9. Peu après, le policier avait prévenu les secours en se faisant passer pour un voisin. Pendant cet appel, le requérant et son épouse avaient porté leur fils jusqu’à la voiture de police. Onze voisins du requérant étaient présents. En arrivant à la voiture, leur fils était déjà décédé. Vingt minutes plus tard, alors que leur fils gisait toujours au sol, à côté de la voiture de police, une deuxième voiture de police était arrivée sur les lieux. Le policier B.L. en était descendu et il s’était dirigé vers le requérant. Le requérant et sa femme lui avaient demandé d’emmener leur fils aux urgences. Tant B.L. que A.S. avaient refusé de le transporter au motif que le sang s’écoulant des blessures risquait de salir leur voiture. Ils avaient demandé au requérant d’attendre l’arrivée de leur supérieur hiérarchique.

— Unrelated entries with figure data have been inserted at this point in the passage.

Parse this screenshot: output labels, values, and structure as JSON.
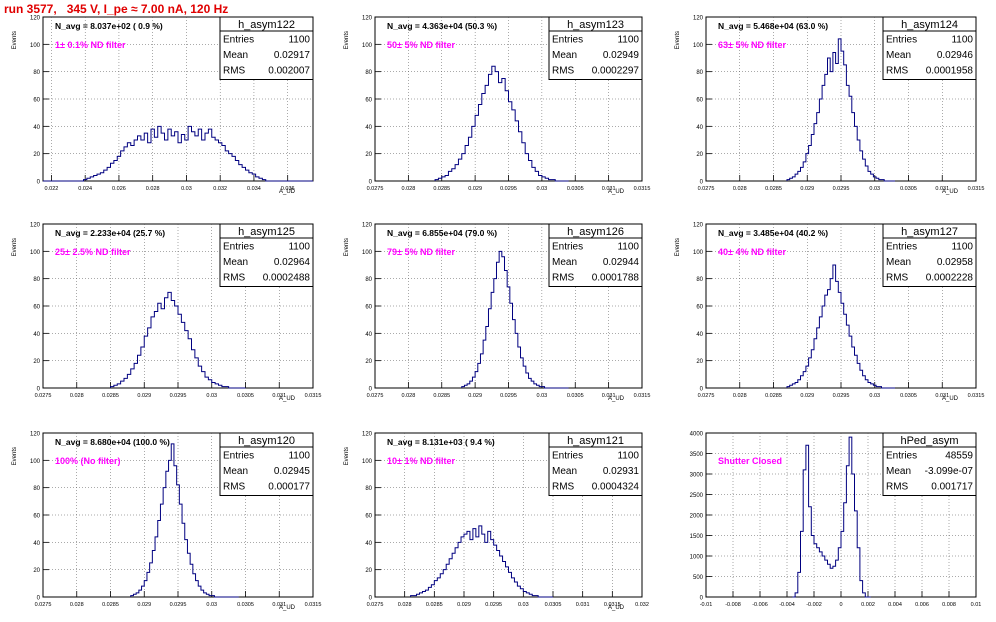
{
  "title": "run 3577,   345 V, I_pe ≈ 7.00 nA, 120 Hz",
  "chart_data": [
    {
      "type": "histogram",
      "name": "h_asym122",
      "stats": {
        "Entries": "1100",
        "Mean": "0.02917",
        "RMS": "0.002007"
      },
      "navg": "N_avg = 8.037e+02 ( 0.9 %)",
      "filter": "1± 0.1% ND filter",
      "xlabel": "A_UD",
      "ylabel": "Events",
      "xlim": [
        0.0215,
        0.0375
      ],
      "ylim": [
        0,
        120
      ],
      "yticks": [
        0,
        20,
        40,
        60,
        80,
        100,
        120
      ],
      "xticks": [
        0.022,
        0.024,
        0.026,
        0.028,
        0.03,
        0.032,
        0.034,
        0.036
      ],
      "xticklabels": [
        "0.022",
        "0.024",
        "0.026",
        "0.028",
        "0.03",
        "0.032",
        "0.034",
        "0.036"
      ],
      "bins": {
        "start": 0.0215,
        "width": 0.0002,
        "values": [
          0,
          0,
          0,
          0,
          0,
          0,
          0,
          0,
          0,
          0,
          0,
          0,
          1,
          2,
          3,
          4,
          5,
          6,
          8,
          10,
          13,
          15,
          18,
          22,
          25,
          28,
          26,
          30,
          33,
          30,
          35,
          28,
          38,
          32,
          40,
          35,
          30,
          38,
          33,
          36,
          28,
          34,
          30,
          40,
          36,
          33,
          38,
          30,
          35,
          38,
          32,
          30,
          28,
          26,
          22,
          20,
          18,
          15,
          12,
          10,
          8,
          6,
          5,
          3,
          2,
          1,
          0,
          0,
          0,
          0,
          0,
          0,
          0,
          0,
          0,
          0,
          0,
          0,
          0,
          0
        ]
      }
    },
    {
      "type": "histogram",
      "name": "h_asym123",
      "stats": {
        "Entries": "1100",
        "Mean": "0.02949",
        "RMS": "0.0002297"
      },
      "navg": "N_avg = 4.363e+04 (50.3 %)",
      "filter": "50± 5% ND filter",
      "xlabel": "A_UD",
      "ylabel": "Events",
      "xlim": [
        0.0275,
        0.0315
      ],
      "ylim": [
        0,
        120
      ],
      "yticks": [
        0,
        20,
        40,
        60,
        80,
        100,
        120
      ],
      "xticks": [
        0.0275,
        0.028,
        0.0285,
        0.029,
        0.0295,
        0.03,
        0.0305,
        0.031,
        0.0315
      ],
      "xticklabels": [
        "0.0275",
        "0.028",
        "0.0285",
        "0.029",
        "0.0295",
        "0.03",
        "0.0305",
        "0.031",
        "0.0315"
      ],
      "bins": {
        "start": 0.0284,
        "width": 5e-05,
        "values": [
          1,
          2,
          3,
          4,
          7,
          9,
          12,
          16,
          20,
          26,
          32,
          40,
          48,
          56,
          64,
          70,
          78,
          84,
          80,
          72,
          75,
          66,
          58,
          52,
          44,
          36,
          28,
          20,
          15,
          10,
          7,
          4,
          3,
          2,
          1,
          1,
          0,
          0,
          0,
          0
        ]
      }
    },
    {
      "type": "histogram",
      "name": "h_asym124",
      "stats": {
        "Entries": "1100",
        "Mean": "0.02946",
        "RMS": "0.0001958"
      },
      "navg": "N_avg = 5.468e+04 (63.0 %)",
      "filter": "63± 5% ND filter",
      "xlabel": "A_UD",
      "ylabel": "Events",
      "xlim": [
        0.0275,
        0.0315
      ],
      "ylim": [
        0,
        120
      ],
      "yticks": [
        0,
        20,
        40,
        60,
        80,
        100,
        120
      ],
      "xticks": [
        0.0275,
        0.028,
        0.0285,
        0.029,
        0.0295,
        0.03,
        0.0305,
        0.031,
        0.0315
      ],
      "xticklabels": [
        "0.0275",
        "0.028",
        "0.0285",
        "0.029",
        "0.0295",
        "0.03",
        "0.0305",
        "0.031",
        "0.0315"
      ],
      "bins": {
        "start": 0.0287,
        "width": 4e-05,
        "values": [
          1,
          2,
          3,
          5,
          7,
          10,
          14,
          20,
          26,
          34,
          42,
          50,
          60,
          70,
          78,
          90,
          80,
          94,
          86,
          104,
          95,
          85,
          70,
          62,
          50,
          40,
          30,
          22,
          16,
          11,
          7,
          5,
          3,
          2,
          1,
          1,
          0,
          0,
          0,
          0
        ]
      }
    },
    {
      "type": "histogram",
      "name": "h_asym125",
      "stats": {
        "Entries": "1100",
        "Mean": "0.02964",
        "RMS": "0.0002488"
      },
      "navg": "N_avg = 2.233e+04 (25.7 %)",
      "filter": "25± 2.5% ND filter",
      "xlabel": "A_UD",
      "ylabel": "Events",
      "xlim": [
        0.0275,
        0.0315
      ],
      "ylim": [
        0,
        120
      ],
      "yticks": [
        0,
        20,
        40,
        60,
        80,
        100,
        120
      ],
      "xticks": [
        0.0275,
        0.028,
        0.0285,
        0.029,
        0.0295,
        0.03,
        0.0305,
        0.031,
        0.0315
      ],
      "xticklabels": [
        "0.0275",
        "0.028",
        "0.0285",
        "0.029",
        "0.0295",
        "0.03",
        "0.0305",
        "0.031",
        "0.0315"
      ],
      "bins": {
        "start": 0.0285,
        "width": 5e-05,
        "values": [
          1,
          2,
          3,
          5,
          7,
          10,
          14,
          18,
          24,
          30,
          38,
          44,
          52,
          56,
          62,
          58,
          66,
          70,
          64,
          60,
          54,
          48,
          42,
          36,
          28,
          22,
          16,
          12,
          8,
          6,
          4,
          3,
          2,
          1,
          1,
          0,
          0,
          0,
          0,
          0
        ]
      }
    },
    {
      "type": "histogram",
      "name": "h_asym126",
      "stats": {
        "Entries": "1100",
        "Mean": "0.02944",
        "RMS": "0.0001788"
      },
      "navg": "N_avg = 6.855e+04 (79.0 %)",
      "filter": "79± 5% ND filter",
      "xlabel": "A_UD",
      "ylabel": "Events",
      "xlim": [
        0.0275,
        0.0315
      ],
      "ylim": [
        0,
        120
      ],
      "yticks": [
        0,
        20,
        40,
        60,
        80,
        100,
        120
      ],
      "xticks": [
        0.0275,
        0.028,
        0.0285,
        0.029,
        0.0295,
        0.03,
        0.0305,
        0.031,
        0.0315
      ],
      "xticklabels": [
        "0.0275",
        "0.028",
        "0.0285",
        "0.029",
        "0.0295",
        "0.03",
        "0.0305",
        "0.031",
        "0.0315"
      ],
      "bins": {
        "start": 0.0288,
        "width": 4e-05,
        "values": [
          1,
          2,
          3,
          5,
          8,
          12,
          18,
          25,
          35,
          45,
          58,
          70,
          80,
          92,
          100,
          96,
          86,
          74,
          62,
          50,
          40,
          30,
          22,
          16,
          11,
          7,
          5,
          3,
          2,
          1,
          1,
          0,
          0,
          0,
          0,
          0,
          0,
          0,
          0,
          0
        ]
      }
    },
    {
      "type": "histogram",
      "name": "h_asym127",
      "stats": {
        "Entries": "1100",
        "Mean": "0.02958",
        "RMS": "0.0002228"
      },
      "navg": "N_avg = 3.485e+04 (40.2 %)",
      "filter": "40± 4% ND filter",
      "xlabel": "A_UD",
      "ylabel": "Events",
      "xlim": [
        0.0275,
        0.0315
      ],
      "ylim": [
        0,
        120
      ],
      "yticks": [
        0,
        20,
        40,
        60,
        80,
        100,
        120
      ],
      "xticks": [
        0.0275,
        0.028,
        0.0285,
        0.029,
        0.0295,
        0.03,
        0.0305,
        0.031,
        0.0315
      ],
      "xticklabels": [
        "0.0275",
        "0.028",
        "0.0285",
        "0.029",
        "0.0295",
        "0.03",
        "0.0305",
        "0.031",
        "0.0315"
      ],
      "bins": {
        "start": 0.0287,
        "width": 4e-05,
        "values": [
          1,
          2,
          3,
          4,
          6,
          9,
          12,
          16,
          22,
          28,
          36,
          44,
          52,
          60,
          68,
          72,
          80,
          90,
          78,
          70,
          62,
          54,
          46,
          38,
          30,
          24,
          18,
          13,
          9,
          6,
          4,
          3,
          2,
          1,
          1,
          0,
          0,
          0,
          0,
          0
        ]
      }
    },
    {
      "type": "histogram",
      "name": "h_asym120",
      "stats": {
        "Entries": "1100",
        "Mean": "0.02945",
        "RMS": "0.000177"
      },
      "navg": "N_avg = 8.680e+04 (100.0 %)",
      "filter": "100% (No filter)",
      "xlabel": "A_UD",
      "ylabel": "Events",
      "xlim": [
        0.0275,
        0.0315
      ],
      "ylim": [
        0,
        120
      ],
      "yticks": [
        0,
        20,
        40,
        60,
        80,
        100,
        120
      ],
      "xticks": [
        0.0275,
        0.028,
        0.0285,
        0.029,
        0.0295,
        0.03,
        0.0305,
        0.031,
        0.0315
      ],
      "xticklabels": [
        "0.0275",
        "0.028",
        "0.0285",
        "0.029",
        "0.0295",
        "0.03",
        "0.0305",
        "0.031",
        "0.0315"
      ],
      "bins": {
        "start": 0.0288,
        "width": 4e-05,
        "values": [
          1,
          2,
          3,
          5,
          8,
          12,
          18,
          25,
          34,
          44,
          56,
          68,
          80,
          92,
          100,
          112,
          96,
          82,
          68,
          54,
          42,
          32,
          24,
          17,
          12,
          8,
          5,
          3,
          2,
          1,
          1,
          0,
          0,
          0,
          0,
          0,
          0,
          0,
          0,
          0
        ]
      }
    },
    {
      "type": "histogram",
      "name": "h_asym121",
      "stats": {
        "Entries": "1100",
        "Mean": "0.02931",
        "RMS": "0.0004324"
      },
      "navg": "N_avg = 8.131e+03 ( 9.4 %)",
      "filter": "10± 1% ND filter",
      "xlabel": "A_UD",
      "ylabel": "Events",
      "xlim": [
        0.0275,
        0.032
      ],
      "ylim": [
        0,
        120
      ],
      "yticks": [
        0,
        20,
        40,
        60,
        80,
        100,
        120
      ],
      "xticks": [
        0.0275,
        0.028,
        0.0285,
        0.029,
        0.0295,
        0.03,
        0.0305,
        0.031,
        0.0315,
        0.032
      ],
      "xticklabels": [
        "0.0275",
        "0.028",
        "0.0285",
        "0.029",
        "0.0295",
        "0.03",
        "0.0305",
        "0.031",
        "0.0315",
        "0.032"
      ],
      "bins": {
        "start": 0.0281,
        "width": 5e-05,
        "values": [
          1,
          1,
          2,
          3,
          4,
          5,
          7,
          9,
          12,
          14,
          17,
          20,
          24,
          28,
          32,
          36,
          40,
          44,
          46,
          48,
          42,
          50,
          44,
          52,
          46,
          40,
          48,
          42,
          38,
          34,
          30,
          26,
          22,
          18,
          14,
          11,
          8,
          6,
          4,
          3,
          2,
          1,
          1,
          0,
          0,
          0,
          0,
          0
        ]
      }
    },
    {
      "type": "histogram",
      "name": "hPed_asym",
      "stats": {
        "Entries": "48559",
        "Mean": "-3.099e-07",
        "RMS": "0.001717"
      },
      "navg": "",
      "filter": "Shutter Closed",
      "xlabel": "",
      "ylabel": "",
      "xlim": [
        -0.01,
        0.01
      ],
      "ylim": [
        0,
        4000
      ],
      "yticks": [
        0,
        500,
        1000,
        1500,
        2000,
        2500,
        3000,
        3500,
        4000
      ],
      "xticks": [
        -0.01,
        -0.008,
        -0.006,
        -0.004,
        -0.002,
        0,
        0.002,
        0.004,
        0.006,
        0.008,
        0.01
      ],
      "xticklabels": [
        "-0.01",
        "-0.008",
        "-0.006",
        "-0.004",
        "-0.002",
        "0",
        "0.002",
        "0.004",
        "0.006",
        "0.008",
        "0.01"
      ],
      "bins": {
        "start": -0.0036,
        "width": 0.0002,
        "values": [
          0,
          100,
          600,
          1600,
          3100,
          3700,
          2200,
          1500,
          1300,
          1200,
          1100,
          1000,
          900,
          800,
          700,
          750,
          900,
          1200,
          1600,
          2300,
          3200,
          3900,
          3000,
          2100,
          1200,
          400,
          100,
          0,
          0
        ]
      }
    }
  ]
}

10. En réponse à l’insistance des membres de famille du requérant et des voisins présents sur place, les policiers avaient fini par accepter de transporter Adrian Cobzaru à l’hôpital. L’épouse du requérant les avait accompagnés. L’hôpital enregistra le décès d’Adrian Cobzaru.

11. Dans ses observations en réplique à celles du Gouvernement, le requérant a développé sa version des faits. Il a exposé que le policier avait attendu Adrian Cobzaru dans la cour de la maison, qu’il l’avait immobilisé dès son arrivée, avait pointé son arme sur son cou et tiré une balle à bout portant. Aux yeux du requérant, cela expliquait à la fois la découverte d’une douille par terre, entre l’entrée de la maison et un pot de fleurs posé près de cette entrée, et une trace de couleur rose sur le cou de son fils, causée à son avis par le contact de l’arme à température élevée. Ensuite, le policier, voulant déplacer le corps du jeune homme, l’aurait laissé trois mètres plus loin au moment de l’apparition du requérant et de son épouse.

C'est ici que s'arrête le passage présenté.